Por lo que hace a la conducta violenta de la juventud, los Estados Unidos de América son un ejemplo típico de ello. Es el American Way of life (estilo de vida americano) el que imitan los jóvenes de los países periféricos: esa es la sociedad del futuro para los adolescentes, no sólo mexicanos, sino hispanoamericanos. Las conductas como moda de expresión de los jóvenes norteamericanos son copiadas por los jóvenes latinoamericanos, desde los hippies hasta los emos. Decía el cantautor Facundo Cabral que en su natal Argentina “nadie se siente argentino: los adultos se sienten europeos y los jóvenes norteamericanos”, y se pregunta “¿cómo puede funcionar así un país?” (escuchado en uno de sus conciertos).

Hay una minoría de jóvenes, que vislumbran sin entender, por qué en la aldea global (Mc Luhan, 1990) no tienen futuro, no tienen cabida sus ideas, sus aspiraciones, sus sueños; el mundo ya está hecho y se hizo sin ellos. Y el sistema que lo creo no puede cambiar porque tiene el poder de reproducirse a sí mismo, y por tanto, puede prescindir de ellos. En reacción a ese mundo incierto, los jóvenes sólo “viven el momento”, con todos sus excesos e incurias. Esas conductas son, en principio, una manifestación de protesta frente a una sociedad reaccionaria que no atina cómo darles un lugar propicio en la vida social y al mismo tiempo los ve con recelo y desencanto, sin admitir que son el producto de esa sociedad.
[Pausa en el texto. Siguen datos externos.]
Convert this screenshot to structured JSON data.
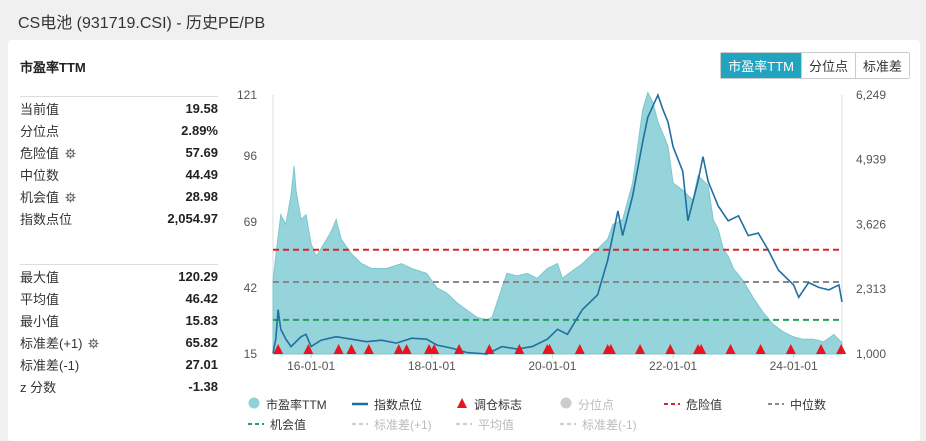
{
  "page_title": "CS电池 (931719.CSI) - 历史PE/PB",
  "card_title": "市盈率TTM",
  "tabs": [
    {
      "label": "市盈率TTM",
      "active": true
    },
    {
      "label": "分位点",
      "active": false
    },
    {
      "label": "标准差",
      "active": false
    }
  ],
  "stats_top": [
    {
      "label": "当前值",
      "value": "19.58",
      "gear": false
    },
    {
      "label": "分位点",
      "value": "2.89%",
      "gear": false
    },
    {
      "label": "危险值",
      "value": "57.69",
      "gear": true
    },
    {
      "label": "中位数",
      "value": "44.49",
      "gear": false
    },
    {
      "label": "机会值",
      "value": "28.98",
      "gear": true
    },
    {
      "label": "指数点位",
      "value": "2,054.97",
      "gear": false
    }
  ],
  "stats_bottom": [
    {
      "label": "最大值",
      "value": "120.29",
      "gear": false
    },
    {
      "label": "平均值",
      "value": "46.42",
      "gear": false
    },
    {
      "label": "最小值",
      "value": "15.83",
      "gear": false
    },
    {
      "label": "标准差(+1)",
      "value": "65.82",
      "gear": true
    },
    {
      "label": "标准差(-1)",
      "value": "27.01",
      "gear": false
    },
    {
      "label": "z 分数",
      "value": "-1.38",
      "gear": false
    }
  ],
  "legend": [
    {
      "label": "市盈率TTM",
      "type": "dot",
      "color": "#8fd2d8",
      "dim": false
    },
    {
      "label": "指数点位",
      "type": "line",
      "color": "#1f6fa0",
      "dim": false
    },
    {
      "label": "调仓标志",
      "type": "triangle",
      "color": "#e8141e",
      "dim": false
    },
    {
      "label": "分位点",
      "type": "dot",
      "color": "#cccccc",
      "dim": true
    },
    {
      "label": "危险值",
      "type": "dash",
      "color": "#d9232d",
      "dim": false
    },
    {
      "label": "中位数",
      "type": "dash",
      "color": "#888888",
      "dim": false
    },
    {
      "label": "机会值",
      "type": "dash",
      "color": "#23a05a",
      "dim": false
    },
    {
      "label": "标准差(+1)",
      "type": "dash",
      "color": "#cccccc",
      "dim": true
    },
    {
      "label": "平均值",
      "type": "dash",
      "color": "#cccccc",
      "dim": true
    },
    {
      "label": "标准差(-1)",
      "type": "dash",
      "color": "#cccccc",
      "dim": true
    }
  ],
  "chart_data": {
    "type": "area",
    "x_ticks": [
      "16-01-01",
      "18-01-01",
      "20-01-01",
      "22-01-01",
      "24-01-01"
    ],
    "x_tick_dates": [
      "2016-01-01",
      "2018-01-01",
      "2020-01-01",
      "2022-01-01",
      "2024-01-01"
    ],
    "x_range": [
      "2015-05-15",
      "2024-10-20"
    ],
    "y_left_ticks": [
      "121",
      "96",
      "69",
      "42",
      "15"
    ],
    "y_left_range": [
      15,
      121
    ],
    "y_right_ticks": [
      "6,249",
      "4,939",
      "3,626",
      "2,313",
      "1,000"
    ],
    "y_right_range": [
      1000,
      6249
    ],
    "reference_lines": {
      "danger": 57.69,
      "median": 44.49,
      "opportunity": 28.98
    },
    "pe_series": {
      "name": "市盈率TTM",
      "points": [
        [
          "2015-05-15",
          45
        ],
        [
          "2015-06-01",
          55
        ],
        [
          "2015-07-01",
          72
        ],
        [
          "2015-08-01",
          68
        ],
        [
          "2015-09-01",
          80
        ],
        [
          "2015-09-20",
          92
        ],
        [
          "2015-10-01",
          82
        ],
        [
          "2015-11-01",
          70
        ],
        [
          "2015-12-01",
          72
        ],
        [
          "2016-01-01",
          60
        ],
        [
          "2016-02-01",
          55
        ],
        [
          "2016-03-01",
          58
        ],
        [
          "2016-05-01",
          65
        ],
        [
          "2016-06-01",
          70
        ],
        [
          "2016-07-01",
          62
        ],
        [
          "2016-09-01",
          56
        ],
        [
          "2016-11-01",
          52
        ],
        [
          "2017-01-01",
          50
        ],
        [
          "2017-04-01",
          50
        ],
        [
          "2017-07-01",
          52
        ],
        [
          "2017-09-01",
          50
        ],
        [
          "2017-12-01",
          48
        ],
        [
          "2018-02-01",
          42
        ],
        [
          "2018-04-01",
          40
        ],
        [
          "2018-06-01",
          36
        ],
        [
          "2018-08-01",
          33
        ],
        [
          "2018-10-01",
          30
        ],
        [
          "2018-12-01",
          29
        ],
        [
          "2019-01-01",
          30
        ],
        [
          "2019-03-01",
          42
        ],
        [
          "2019-04-01",
          48
        ],
        [
          "2019-06-01",
          47
        ],
        [
          "2019-08-01",
          48
        ],
        [
          "2019-10-01",
          46
        ],
        [
          "2019-12-01",
          50
        ],
        [
          "2020-02-01",
          52
        ],
        [
          "2020-03-01",
          46
        ],
        [
          "2020-05-01",
          49
        ],
        [
          "2020-07-01",
          52
        ],
        [
          "2020-09-01",
          56
        ],
        [
          "2020-11-01",
          60
        ],
        [
          "2020-12-01",
          62
        ],
        [
          "2021-01-01",
          68
        ],
        [
          "2021-03-01",
          70
        ],
        [
          "2021-05-01",
          85
        ],
        [
          "2021-06-01",
          100
        ],
        [
          "2021-07-01",
          115
        ],
        [
          "2021-08-01",
          122
        ],
        [
          "2021-09-01",
          118
        ],
        [
          "2021-10-01",
          110
        ],
        [
          "2021-11-01",
          105
        ],
        [
          "2021-12-01",
          100
        ],
        [
          "2022-01-01",
          85
        ],
        [
          "2022-03-01",
          82
        ],
        [
          "2022-05-01",
          78
        ],
        [
          "2022-06-01",
          88
        ],
        [
          "2022-07-01",
          86
        ],
        [
          "2022-08-01",
          84
        ],
        [
          "2022-09-01",
          70
        ],
        [
          "2022-10-01",
          66
        ],
        [
          "2022-11-01",
          58
        ],
        [
          "2022-12-01",
          55
        ],
        [
          "2023-01-01",
          50
        ],
        [
          "2023-03-01",
          45
        ],
        [
          "2023-05-01",
          38
        ],
        [
          "2023-07-01",
          32
        ],
        [
          "2023-09-01",
          27
        ],
        [
          "2023-11-01",
          24
        ],
        [
          "2024-01-01",
          22
        ],
        [
          "2024-03-01",
          21
        ],
        [
          "2024-05-01",
          21
        ],
        [
          "2024-07-01",
          20
        ],
        [
          "2024-09-01",
          23
        ],
        [
          "2024-10-20",
          19.58
        ]
      ]
    },
    "index_series": {
      "name": "指数点位",
      "points": [
        [
          "2015-05-15",
          1020
        ],
        [
          "2015-06-01",
          1300
        ],
        [
          "2015-06-15",
          1900
        ],
        [
          "2015-07-01",
          1500
        ],
        [
          "2015-08-01",
          1300
        ],
        [
          "2015-09-01",
          1150
        ],
        [
          "2015-10-01",
          1250
        ],
        [
          "2015-11-01",
          1350
        ],
        [
          "2015-12-01",
          1400
        ],
        [
          "2016-01-01",
          1150
        ],
        [
          "2016-03-01",
          1280
        ],
        [
          "2016-06-01",
          1350
        ],
        [
          "2016-09-01",
          1300
        ],
        [
          "2016-12-01",
          1250
        ],
        [
          "2017-03-01",
          1280
        ],
        [
          "2017-06-01",
          1220
        ],
        [
          "2017-09-01",
          1320
        ],
        [
          "2017-12-01",
          1300
        ],
        [
          "2018-02-01",
          1180
        ],
        [
          "2018-05-01",
          1120
        ],
        [
          "2018-08-01",
          1030
        ],
        [
          "2018-12-01",
          1000
        ],
        [
          "2019-03-01",
          1150
        ],
        [
          "2019-06-01",
          1100
        ],
        [
          "2019-09-01",
          1150
        ],
        [
          "2019-12-01",
          1300
        ],
        [
          "2020-02-01",
          1500
        ],
        [
          "2020-04-01",
          1400
        ],
        [
          "2020-07-01",
          1900
        ],
        [
          "2020-10-01",
          2200
        ],
        [
          "2020-12-01",
          2900
        ],
        [
          "2021-02-01",
          3900
        ],
        [
          "2021-03-01",
          3400
        ],
        [
          "2021-05-01",
          4200
        ],
        [
          "2021-07-01",
          5300
        ],
        [
          "2021-08-01",
          5800
        ],
        [
          "2021-10-01",
          6249
        ],
        [
          "2021-11-01",
          5950
        ],
        [
          "2021-12-01",
          5700
        ],
        [
          "2022-01-01",
          5200
        ],
        [
          "2022-03-01",
          4700
        ],
        [
          "2022-04-01",
          3700
        ],
        [
          "2022-06-01",
          4500
        ],
        [
          "2022-07-01",
          5000
        ],
        [
          "2022-08-01",
          4500
        ],
        [
          "2022-10-01",
          4000
        ],
        [
          "2022-12-01",
          3700
        ],
        [
          "2023-02-01",
          3800
        ],
        [
          "2023-04-01",
          3400
        ],
        [
          "2023-06-01",
          3450
        ],
        [
          "2023-08-01",
          3100
        ],
        [
          "2023-10-01",
          2700
        ],
        [
          "2024-01-01",
          2400
        ],
        [
          "2024-02-01",
          2150
        ],
        [
          "2024-04-01",
          2450
        ],
        [
          "2024-06-01",
          2350
        ],
        [
          "2024-08-01",
          2300
        ],
        [
          "2024-10-01",
          2400
        ],
        [
          "2024-10-20",
          2054.97
        ]
      ]
    },
    "rebalance_markers": [
      "2015-06-15",
      "2015-12-15",
      "2016-06-15",
      "2016-09-01",
      "2016-12-15",
      "2017-06-15",
      "2017-08-01",
      "2017-12-15",
      "2018-01-15",
      "2018-06-15",
      "2018-12-15",
      "2019-06-15",
      "2019-12-01",
      "2019-12-15",
      "2020-06-15",
      "2020-12-01",
      "2020-12-20",
      "2021-06-15",
      "2021-12-15",
      "2022-06-01",
      "2022-06-20",
      "2022-12-15",
      "2023-06-15",
      "2023-12-15",
      "2024-06-15",
      "2024-10-15"
    ]
  }
}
La corrupción de los adultos es una verdad que los adolescentes esgrimen como argumento cuando les reclaman una conducta socialmente inaceptable, pues la doble moral es lo que hoy prevalece (las “casas blancas” son la punta del iceberg), y otros solamente esperan su oportunidad para seguirles los pasos a los adultos (el mensaje es claro: “no me den, sólo póngame donde hay”, “el que no tranza no avanza”, etcétera). Los escándalos de empresarios (hay corruptos en el gobierno porque hay corruptores en la iniciativa privada) y el abuso de poder de los políticos y funcionarios públicos son el tema cotidiano en los medios de comunicación (radio, televisión y prensa escrita) y en las redes sociales. Los “medios” se dedican a satanizar cotidianamente al Poder Legislativo Federal, el cual sin duda da suficientes motivos, y no se diga a los partidos políticos. Esos son los espejos donde se miran niños y adolescentes. Hay una anécdota (chiste) que circula por ahí: se dice que una maestra lleva a sus alumnos a conocer el palacio de la democracia, esto es, la Cámara de Diputados, y mientras les abren las puertas del auditorio, los niños escuchan una retahíla de gritos: “corrupto”, “tranza”, “ratero” “criminal” y varios epítetos en ese tono. Los menores se asustan y dicen a su maestra “se están peleando”, a lo que la maestra responde “no niños, sólo están pasando lista”…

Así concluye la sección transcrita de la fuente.